Amigos cercanos, no. Conozco gente que enfermó, uno o dos acabaron en la UCI. Alguno lo pasó mal, como Isabel Coixet, en su casa.

Si hubieran muerto niños, la cosa habría sido distinta.

Claro. En el libro hago una comparación con la Primera Guerra Mundial. Morían chicos de 18 y 19 años a patadas. En verano llevé a mis hijos al frente del Somme, ya había estado hace años. Es emocionante visitarlo y pensar que, en una mañana, el primer día de la batalla, murieron 70.000 británicos. No es lo mismo que mueran ancianos. La guerra empalmó con la gripe española. Dos dramas seguidos y luego vinieron los felices 20.

¿Ahora pasará lo mismo?

Creo que sí. Quiero creer que la gente tiene unas ganas tremendas de divertirse, de trasnochar, de beber. Es muy fácil insultar a los jóvenes que salen a la calle o a la playa. Les hemos robado un año y medio de juventud. A mis hijos les han robado un año y medio de juventud. Les pedimos disciplina, que no se besen...

Se han visto muchos policías sanitarios entre la población.

Es tremendo. La gente denunciando que su vecino tiene siete invitados. A una minoría le encanta prohibir. A los políticos el poder de prohibir les excita, parece.

Se impuso aquello de que de la pandemia de la covid saldríamos mejores...

No, saldremos más tontos. Por la pandemia replanteamos el urbanismo y la arquitectura cuando lo novedoso es la velocidad de expansión, no la gravedad de la pandemia. Deberíamos replantear las líneas low cost, que ha hecho muchísimo daño a todo: al turismo de calidad, al respeto por la naturaleza... No hace falta moverse tanto.

¿Qué hacemos con el turismo?

Ha habido una fobia al turismo y al transporte privado absolutas. Está muy claro: tiene que venir turismo que deje dinero.

¿Y con el coche y la ciudad?

Aquí hay un equívoco brutal: confundir polución con vehículo privado. De aquí a muy poco los vehículos no polucionarán. Y hacemos modificaciones en la ciudad irreversibles. Que pinten me parece de muy mal gusto, pero es reversible. Que transformen un chaflán donde ahora se descarga, y que sirve para muchas cosas, en un jardincito es irreversible. Nada de barrios comerciales y barrios residenciales.

¿Y las supermanzanas?

Un error brutal. Lo defendía Le Corbusier, un urbanista asesino, que en París quería arrasar el Marais y construir rascacielos.

Volviendo al libro, nos cuesta morirnos. Hay gente que quiere vivir 140 años.

Qué horror. Vivamos 80 o 90, lo importante es que los vivamos bien. Llega un momento de la vida en que ya no es divertida. Para mí lo divertido no es lo contrario de lo serio, sino de lo aburrido. En el libro hablo de eutanasia y suicidio, de Juan Belmonte.

El torero se suicidó. ¿Es un final digno?
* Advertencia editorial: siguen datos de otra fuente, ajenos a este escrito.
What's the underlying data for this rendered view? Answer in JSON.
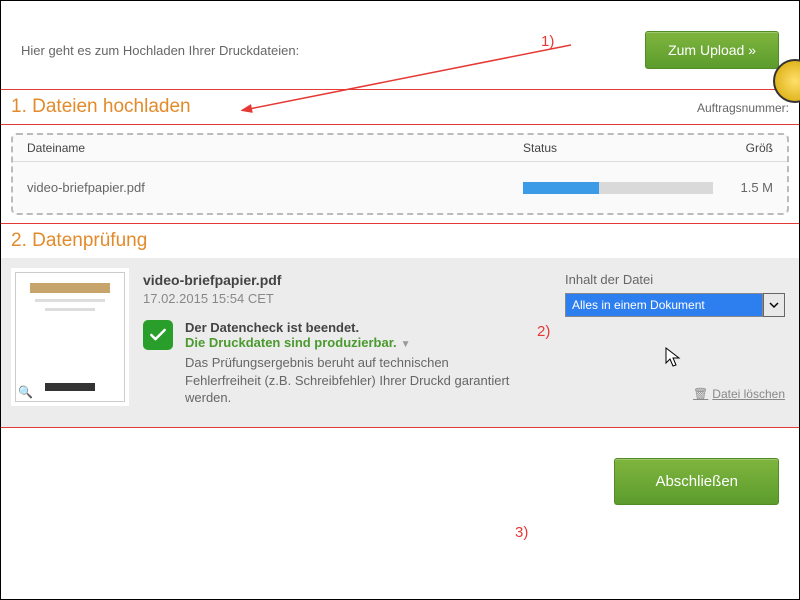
{
  "top": {
    "hint_text": "Hier geht es zum Hochladen Ihrer Druckdateien:",
    "upload_button": "Zum Upload »"
  },
  "section1": {
    "title": "1. Dateien hochladen",
    "order_label": "Auftragsnummer:",
    "columns": {
      "name": "Dateiname",
      "status": "Status",
      "size": "Größ"
    },
    "file": {
      "name": "video-briefpapier.pdf",
      "size": "1.5 M",
      "progress_pct": 40
    }
  },
  "section2": {
    "title": "2. Datenprüfung",
    "file_name": "video-briefpapier.pdf",
    "file_date": "17.02.2015 15:54 CET",
    "check_done": "Der Datencheck ist beendet.",
    "producible": "Die Druckdaten sind produzierbar.",
    "detail": "Das Prüfungsergebnis beruht auf technischen Fehlerfreiheit (z.B. Schreibfehler) Ihrer Druckd garantiert werden.",
    "content_label": "Inhalt der Datei",
    "select_value": "Alles in einem Dokument",
    "delete_label": "Datei löschen"
  },
  "footer": {
    "finish_button": "Abschließen"
  },
  "annotations": {
    "a1": "1)",
    "a2": "2)",
    "a3": "3)"
  }
}
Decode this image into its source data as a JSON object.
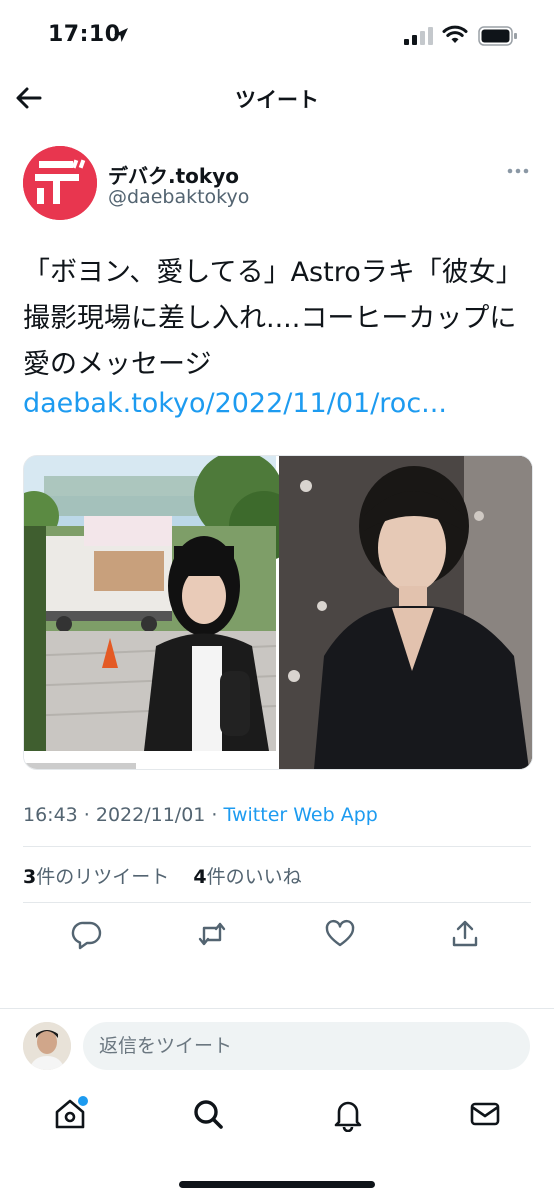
{
  "status_bar": {
    "time": "17:10",
    "icons": [
      "location-arrow-icon",
      "signal-icon",
      "wifi-icon",
      "battery-icon"
    ]
  },
  "header": {
    "title": "ツイート",
    "back_icon": "back-arrow-icon"
  },
  "tweet": {
    "author_name": "デバク.tokyo",
    "author_handle": "@daebaktokyo",
    "text": "「ボヨン、愛してる」Astroラキ「彼女」撮影現場に差し入れ....コーヒーカップに愛のメッセージ",
    "link": "daebak.tokyo/2022/11/01/roc...",
    "timestamp": "16:43 · 2022/11/01 · ",
    "source_app": "Twitter Web App",
    "retweets_count": "3",
    "retweets_label": "件のリツイート",
    "likes_count": "4",
    "likes_label": "件のいいね",
    "media": [
      "photo-coffee-truck-actress",
      "photo-man-black-shirt"
    ]
  },
  "actions": [
    "reply-icon",
    "retweet-icon",
    "like-icon",
    "share-icon"
  ],
  "reply": {
    "placeholder": "返信をツイート"
  },
  "tab_bar": {
    "items": [
      "home-icon",
      "search-icon",
      "notifications-icon",
      "messages-icon"
    ]
  },
  "colors": {
    "accent": "#1d9bf0",
    "brand_logo": "#e8364f",
    "text": "#0f1419",
    "secondary_text": "#536471"
  }
}
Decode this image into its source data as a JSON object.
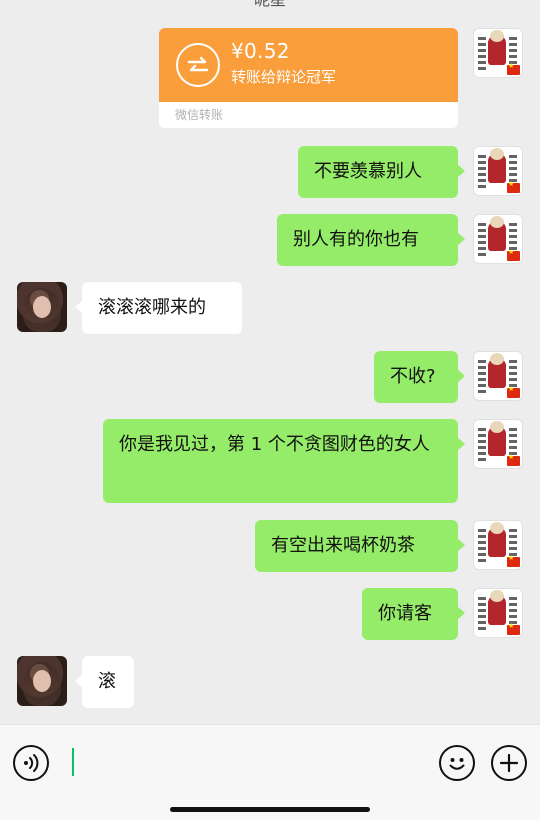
{
  "header": {
    "title_fragment": "昵星"
  },
  "transfer": {
    "amount": "¥0.52",
    "to_label": "转账给辩论冠军",
    "brand_label": "微信转账"
  },
  "messages": [
    {
      "from": "me",
      "text": "不要羡慕别人"
    },
    {
      "from": "me",
      "text": "别人有的你也有"
    },
    {
      "from": "other",
      "text": "滚滚滚哪来的"
    },
    {
      "from": "me",
      "text": "不收?"
    },
    {
      "from": "me",
      "text": "你是我见过，第 1 个不贪图财色的女人"
    },
    {
      "from": "me",
      "text": "有空出来喝杯奶茶"
    },
    {
      "from": "me",
      "text": "你请客"
    },
    {
      "from": "other",
      "text": "滚"
    }
  ],
  "input_bar": {
    "voice_icon": "voice-icon",
    "emoji_icon": "emoji-icon",
    "plus_icon": "plus-icon",
    "text_value": ""
  },
  "colors": {
    "sent_bubble": "#95ec69",
    "received_bubble": "#ffffff",
    "transfer_orange": "#fa9d3b",
    "background": "#ededed",
    "caret": "#07c160"
  }
}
Sí. Creo que sí. Yo pretendo morir sin dar la lata. Mis hijos son muy jóvenes. Les digo: «Me vais a ver morir. Tratadme lo mejor que sepáis, que sufra lo mínimo, pero no quiero arruinaros la vida con una vejez prolongada». El 50% de los gastos sanitarios de una persona se dan en los últimos cuatro meses de su vida, mientras gente de 30 años hace cola para que la operen. Hay que saber morir.

La muerte de su padre. Se fue a dormir y ya no se despertó.
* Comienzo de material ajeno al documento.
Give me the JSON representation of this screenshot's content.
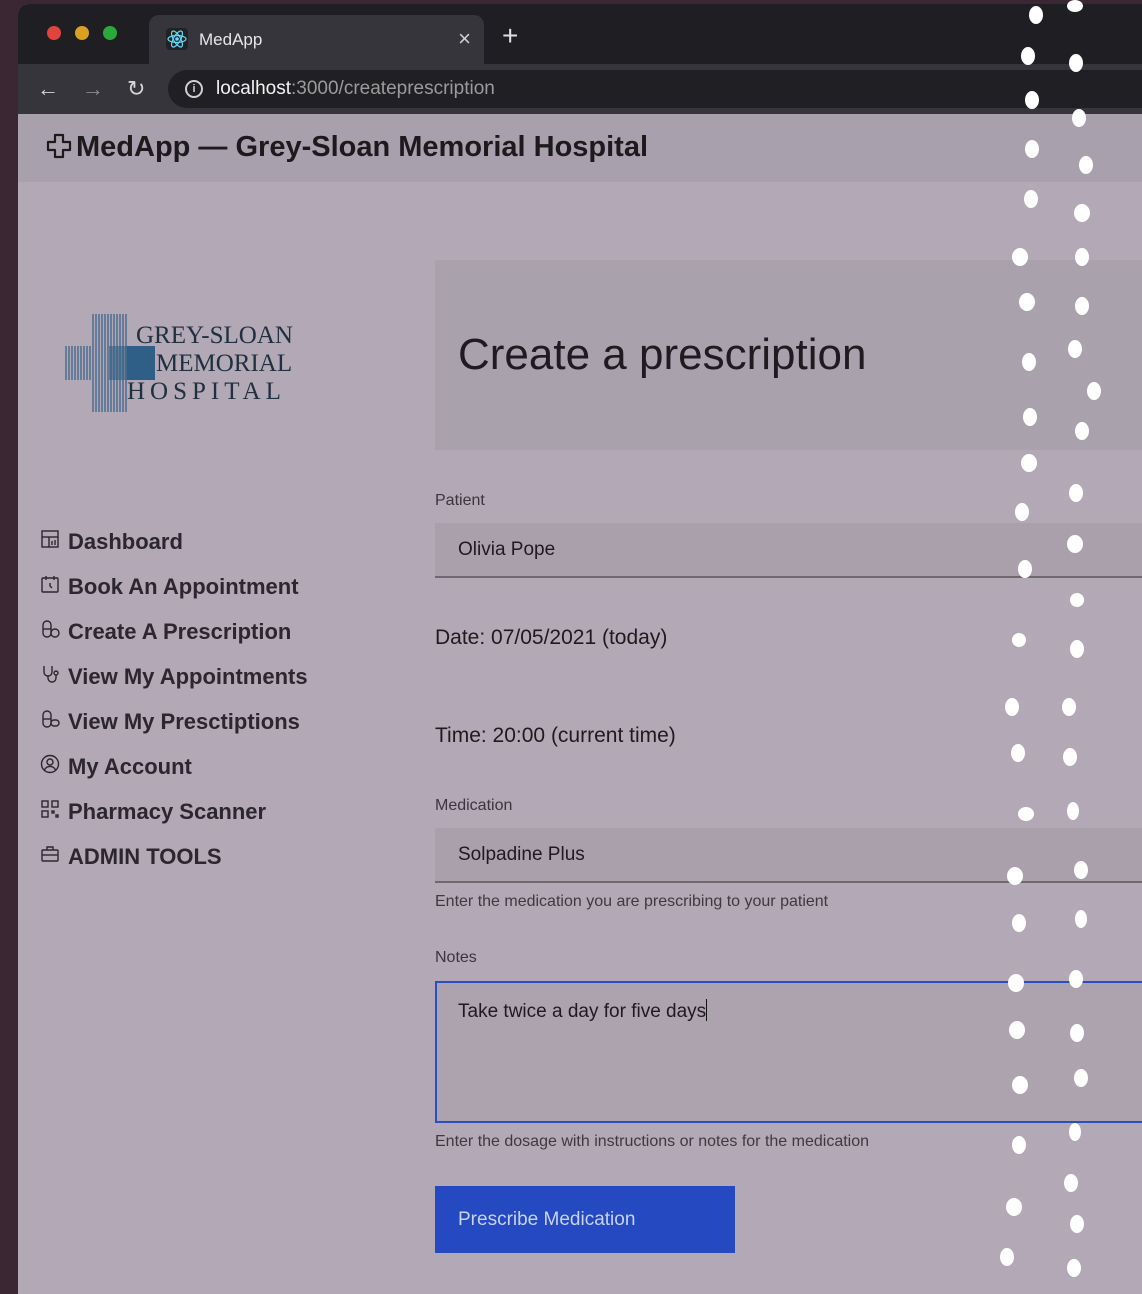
{
  "browser": {
    "tab_title": "MedApp",
    "new_tab_symbol": "+",
    "url_host": "localhost",
    "url_path": ":3000/createprescription"
  },
  "header": {
    "title": "MedApp — Grey-Sloan Memorial Hospital"
  },
  "logo": {
    "line1": "GREY-SLOAN",
    "line2": "MEMORIAL",
    "line3": "HOSPITAL"
  },
  "sidebar": {
    "items": [
      {
        "label": "Dashboard",
        "icon": "dashboard-icon"
      },
      {
        "label": "Book An Appointment",
        "icon": "calendar-icon"
      },
      {
        "label": "Create A Prescription",
        "icon": "pill-icon"
      },
      {
        "label": "View My Appointments",
        "icon": "stethoscope-icon"
      },
      {
        "label": "View My Presctiptions",
        "icon": "pill-icon"
      },
      {
        "label": "My Account",
        "icon": "account-icon"
      },
      {
        "label": "Pharmacy Scanner",
        "icon": "qr-icon"
      },
      {
        "label": "ADMIN TOOLS",
        "icon": "toolbox-icon"
      }
    ]
  },
  "main": {
    "title": "Create a prescription",
    "patient_label": "Patient",
    "patient_value": "Olivia Pope",
    "date_text": "Date: 07/05/2021 (today)",
    "time_text": "Time: 20:00 (current time)",
    "medication_label": "Medication",
    "medication_value": "Solpadine Plus",
    "medication_helper": "Enter the medication you are prescribing to your patient",
    "notes_label": "Notes",
    "notes_value": "Take twice a day for five days",
    "notes_helper": "Enter the dosage with instructions or notes for the medication",
    "submit_label": "Prescribe Medication"
  },
  "colors": {
    "accent": "#2449c0",
    "page_bg": "#b3a8b5",
    "overlay_dots": "#ffffff"
  }
}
La muerte de mi padre fue una delicia. La envidio. Me llamó mi hermana: «Me parece que papá ha muerto». El disgusto por la muerte de las personas que queremos no es porque lo vayan a pasar mal, es porque nosotros no vamos a disfrutar más de ellas. Es un disgusto egoísta. Yo ya no puedo hacer una consulta sobre latín a Jaume Vallcorba. Y el caso de Enric Miralles. Amigos a los que no les tocaba.

Cuenta en el libro que tiene prevista una fiesta para cuando muera. ¿La tiene diseñada?

Mucho. Alcohol, hierba, rock. Juli Capella, amigo íntimo y padrino de mi hija, dice: «Óscar, iremos todos en silla de ruedas». Y yo le dijo: «No, Juli, tengo amigos jóvenes». Lo envidiaba de Salvador Dalí y lo estoy logrando. Le gustaba estar con gente joven, por eso le gustaba estar conmigo. Y a mí me pasa: tengo buen rollo con gente joven.

Cuenta usted que Dalí se dio cuenta de que moriría cuando le operaron de la próstata a los 73 años. ¿Usted ha pensado alguna vez que iba a morir?

Hubo un momento en el que oriné sangre y me asusté un poco. Fui al médico y dijo que podía ser una infección. Que había el 30% de posibilidades de que fuera un cáncer de próstata. Un mes después me hicieron otro análisis, fue bien y salí gritando por la calle. Es el único momento en que pensé en ello.